Landscape Architecture student awarded Dre Martin Service Award


In May, incoming third-year Bachelor of Landscape Architecture student Haley Carpenter was awarded the Dre Martin Service Award by the College of Architecture, Arts, and Humanities (CAAH) during the Spring 2023 CAAH awards ceremony.

The Dre Martin Service Award is presented to a CAAH undergraduate student committed to service in the Clemson community and who demonstrates a passion for helping others and a strong academic record. Carpenter’s commitment to the landscape architecture program, her fellow Clemson students and the Clemson community propelled her nomination to become the award recipient.

“We are so proud of Haley’s leadership role in the landscape architecture program and at Clemson University,” shared Lara Browning, director of landscape architecture undergraduate programs. “Her constructive activism has positively influenced the development of Clemson. We know that Haley will be an amazing leader in our program and the field of landscape architecture.

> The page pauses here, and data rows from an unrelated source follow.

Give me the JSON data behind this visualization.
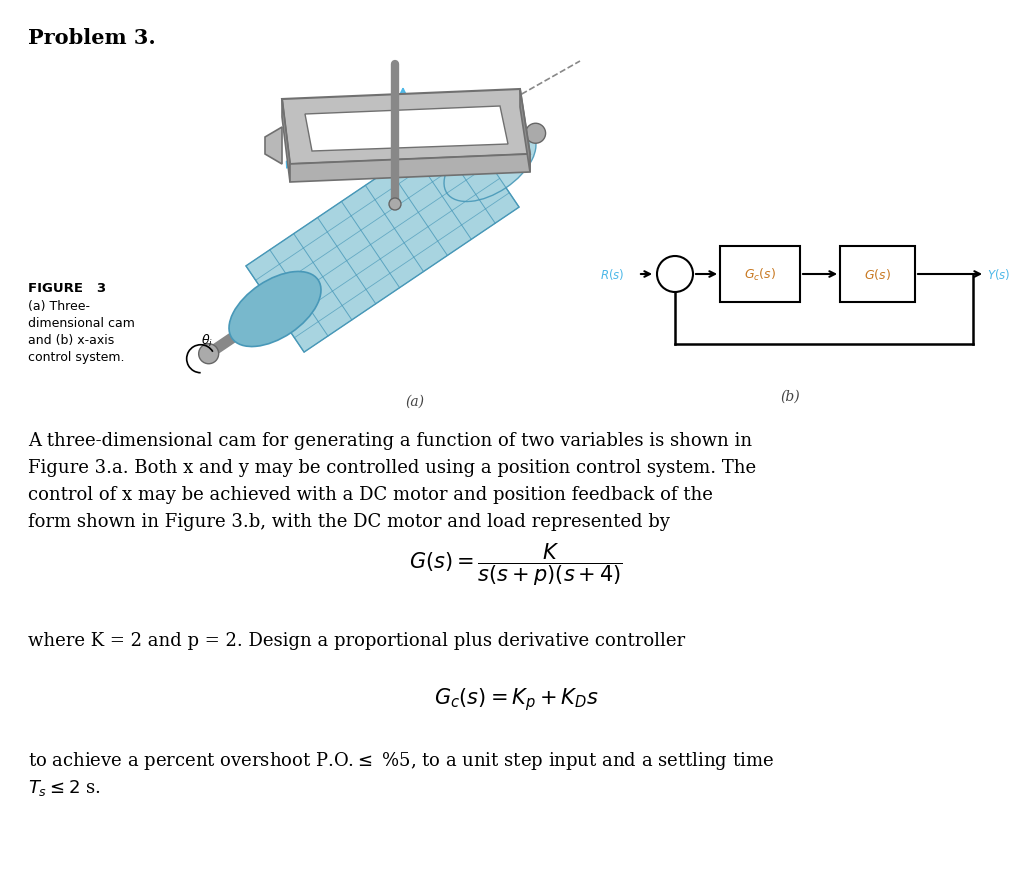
{
  "title": "Problem 3.",
  "bg_color": "#ffffff",
  "title_font_size": 15,
  "body_font_size": 13,
  "figure_caption_bold": "FIGURE   3",
  "figure_caption_lines": [
    "(a) Three-",
    "dimensional cam",
    "and (b) x-axis",
    "control system."
  ],
  "paragraph1": "A three-dimensional cam for generating a function of two variables is shown in\nFigure 3.a. Both x and y may be controlled using a position control system. The\ncontrol of x may be achieved with a DC motor and position feedback of the\nform shown in Figure 3.b, with the DC motor and load represented by",
  "paragraph2": "where K = 2 and p = 2. Design a proportional plus derivative controller",
  "paragraph3_line1": "to achieve a percent overshoot P.O.",
  "paragraph3_line2": "T_s",
  "cyan_color": "#4db8e8",
  "orange_color": "#c87820",
  "block_edge_color": "#000000",
  "label_a": "(a)",
  "label_b": "(b)",
  "gray_frame": "#a0a0a0",
  "gray_dark": "#707070",
  "cam_blue_light": "#a8d4e0",
  "cam_blue_mid": "#78b8cc",
  "cam_blue_dark": "#4898b8"
}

We can’t wait to see what she does next!”

“I was extremely grateful to be nominated for this award, even more so when I received it!” Carpenter said. “Throughout this past year, I have tried to serve the landscape architecture program the way it has served me.”

Who is Haley?

During her first year, Carpenter participated in CHAARG, short for “Changing Health Attitudes and Actions to Recreate Girls.” A club that aims to ignite a passion for movement in college-aged women, where she became a small group leader; Carpenter worked for C-CATS, Clemson University’s Challenge for Academically Talented Student program, where she spent weekends assisting with retreats for local middle and high school students focused on leadership development and college preparedness.

Carpenter became a Welcome Week Leader throughout her sophomore year, helping first-year students acclimate to college life and the Clemson community. Additionally, Carpenter became a resident assistant, where during frequent Tiger Talks with her residents, she listened, mentored and reinforced safety on campus. Carpenter was also a student ambassador for the College of Architecture, Arts and Humanities, where she participated in recruiting events for visiting students and shares her diverse experiences.

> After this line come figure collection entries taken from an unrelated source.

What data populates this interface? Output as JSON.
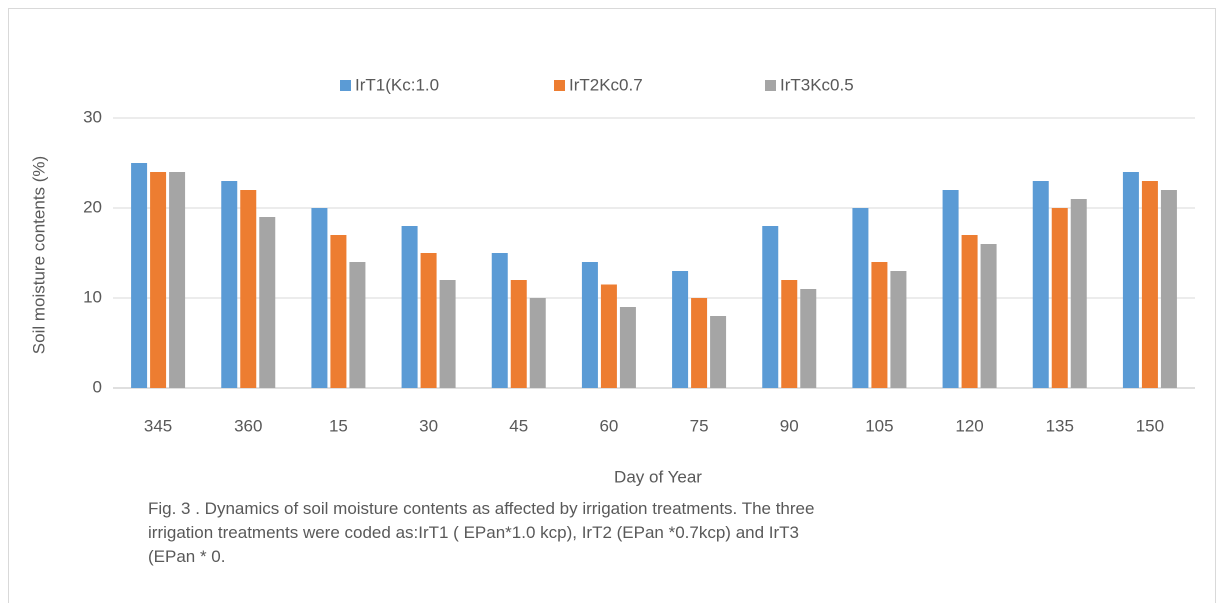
{
  "chart_data": {
    "type": "bar",
    "y_label": "Soil moisture contents (%)",
    "x_label": "Day of Year",
    "caption": "Fig. 3 . Dynamics of soil moisture contents as affected by irrigation treatments. The three irrigation treatments were coded as:IrT1 ( EPan*1.0 kcp), IrT2 (EPan *0.7kcp) and IrT3 (EPan * 0.",
    "categories": [
      "345",
      "360",
      "15",
      "30",
      "45",
      "60",
      "75",
      "90",
      "105",
      "120",
      "135",
      "150"
    ],
    "series": [
      {
        "name": "IrT1(Kc:1.0",
        "color": "#5b9bd5",
        "values": [
          25,
          23,
          20,
          18,
          15,
          14,
          13,
          18,
          20,
          22,
          23,
          24
        ]
      },
      {
        "name": "IrT2Kc0.7",
        "color": "#ed7d31",
        "values": [
          24,
          22,
          17,
          15,
          12,
          11.5,
          10,
          12,
          14,
          17,
          20,
          23
        ]
      },
      {
        "name": "IrT3Kc0.5",
        "color": "#a5a5a5",
        "values": [
          24,
          19,
          14,
          12,
          10,
          9,
          8,
          11,
          13,
          16,
          21,
          22
        ]
      }
    ],
    "ylim": [
      0,
      30
    ],
    "yticks": [
      0,
      10,
      20,
      30
    ],
    "grid": true,
    "legend": "top"
  }
}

This past year, Carpenter planned the events for the School of Architecture’s first Landscape Architecture Week, organized an itinerary for a trip to LABASH, a landscape architecture conference, with ten students and was recently elected to serve as the co-president for the Clemson chapter of the American Society of Landscape Architects.

Landscape Architecture in Action

As an activist for landscape architecture, her classmates and Clemson’s campus, Carpenter went to bat for what landscape architecture students have nicknamed the “outdoor classroom,” a space beside Lee Hall 3 that was clear-cut over winter break.

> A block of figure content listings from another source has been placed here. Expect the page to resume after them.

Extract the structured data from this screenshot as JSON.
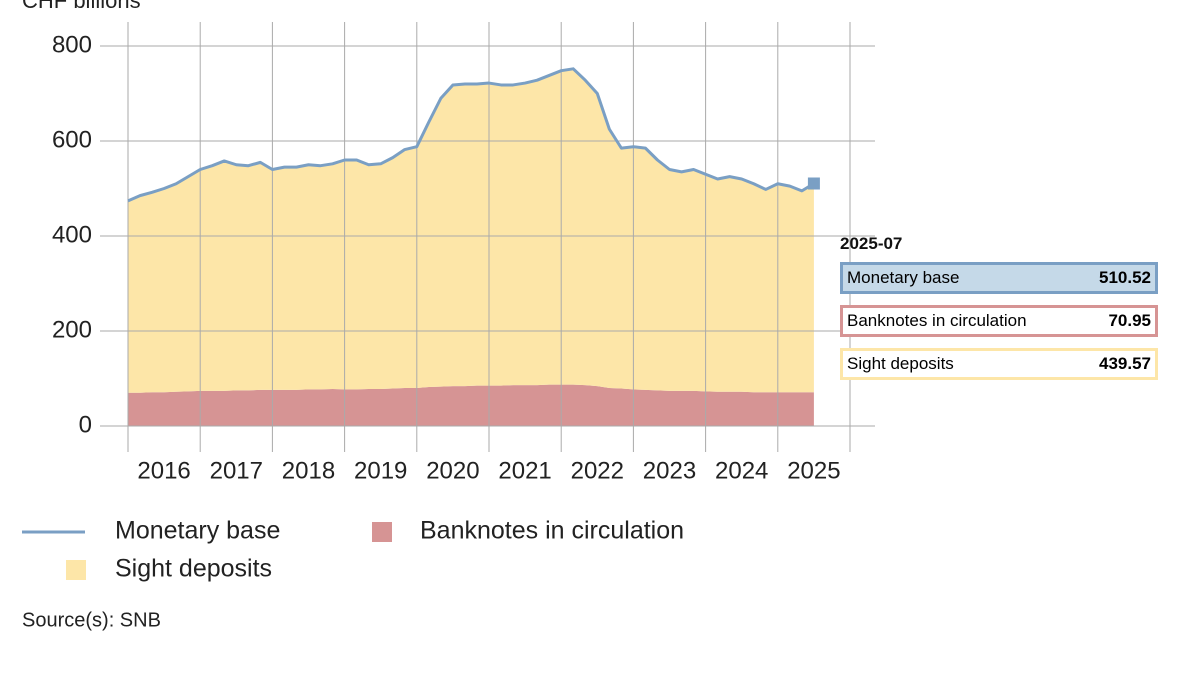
{
  "chart_data": {
    "type": "area",
    "y_label": "CHF billions",
    "x": [
      "2016-01",
      "2016-03",
      "2016-05",
      "2016-07",
      "2016-09",
      "2016-11",
      "2017-01",
      "2017-03",
      "2017-05",
      "2017-07",
      "2017-09",
      "2017-11",
      "2018-01",
      "2018-03",
      "2018-05",
      "2018-07",
      "2018-09",
      "2018-11",
      "2019-01",
      "2019-03",
      "2019-05",
      "2019-07",
      "2019-09",
      "2019-11",
      "2020-01",
      "2020-03",
      "2020-05",
      "2020-07",
      "2020-09",
      "2020-11",
      "2021-01",
      "2021-03",
      "2021-05",
      "2021-07",
      "2021-09",
      "2021-11",
      "2022-01",
      "2022-03",
      "2022-05",
      "2022-07",
      "2022-09",
      "2022-11",
      "2023-01",
      "2023-03",
      "2023-05",
      "2023-07",
      "2023-09",
      "2023-11",
      "2024-01",
      "2024-03",
      "2024-05",
      "2024-07",
      "2024-09",
      "2024-11",
      "2025-01",
      "2025-03",
      "2025-05",
      "2025-07"
    ],
    "series": [
      {
        "name": "Monetary base",
        "type": "line",
        "color": "#7a9fc4",
        "values": [
          474,
          485,
          492,
          500,
          510,
          525,
          540,
          548,
          558,
          550,
          548,
          555,
          540,
          545,
          545,
          550,
          548,
          552,
          560,
          560,
          550,
          552,
          565,
          582,
          588,
          640,
          690,
          718,
          720,
          720,
          722,
          718,
          718,
          722,
          728,
          738,
          748,
          752,
          728,
          700,
          625,
          585,
          588,
          585,
          560,
          540,
          535,
          540,
          530,
          520,
          525,
          520,
          510,
          498,
          510,
          505,
          495,
          510.52
        ]
      },
      {
        "name": "Banknotes in circulation",
        "type": "area",
        "color": "#d69494",
        "values": [
          70,
          70,
          71,
          71,
          72,
          73,
          74,
          74,
          74,
          75,
          75,
          76,
          76,
          76,
          76,
          77,
          77,
          78,
          77,
          77,
          78,
          78,
          79,
          80,
          80,
          82,
          83,
          84,
          84,
          85,
          85,
          85,
          86,
          86,
          86,
          87,
          87,
          87,
          86,
          84,
          80,
          79,
          77,
          76,
          75,
          74,
          74,
          74,
          73,
          72,
          72,
          72,
          71,
          71,
          71,
          71,
          71,
          70.95
        ]
      },
      {
        "name": "Sight deposits",
        "type": "area",
        "color": "#fde6a8",
        "values": [
          404,
          415,
          421,
          429,
          438,
          452,
          466,
          474,
          484,
          475,
          473,
          479,
          464,
          469,
          469,
          473,
          471,
          474,
          483,
          483,
          472,
          474,
          486,
          502,
          508,
          558,
          607,
          634,
          636,
          635,
          637,
          633,
          632,
          636,
          642,
          651,
          661,
          665,
          642,
          616,
          545,
          506,
          511,
          509,
          485,
          466,
          461,
          466,
          457,
          448,
          453,
          448,
          439,
          427,
          439,
          434,
          424,
          439.57
        ]
      }
    ],
    "xlim": [
      2016,
      2026
    ],
    "xticks": [
      2016,
      2017,
      2018,
      2019,
      2020,
      2021,
      2022,
      2023,
      2024,
      2025
    ],
    "ylim": [
      0,
      800
    ],
    "yticks": [
      0,
      200,
      400,
      600,
      800
    ],
    "grid": true,
    "source": "Source(s): SNB"
  }
}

Once she became aware of the clear-cutting, Carpenter rallied her fellow students and wrote a letter to the University administration on their behalf. This resulted in a meeting with project partners, including the Director of Facilities and several Clemson Vice Presidents. During the meeting, Carpenter spoke about the impacts of tree removal on the land and her hopes for the clear-cut space, resulting in a collaboration with the University for landscape architecture students and faculty, where they will assist in redesigning the area to enhance educational experiences for all Clemson students, faculty and staff. 

“My time in this program has been some of the best years of my life, and I have gained so much,” she said. “Starting the ‘outdoor classroom’ project felt like the best way I could give back to my school and all the future Clemson LARC students.”

Haley’s dedication to the Clemson community has emerged through her constructive activism in ways that are already changing Clemson for today and the future.

After graduation, she plans on pursuing a career in landscape architecture with an emphasis on creating gardens and public spaces catered to inner-city youth.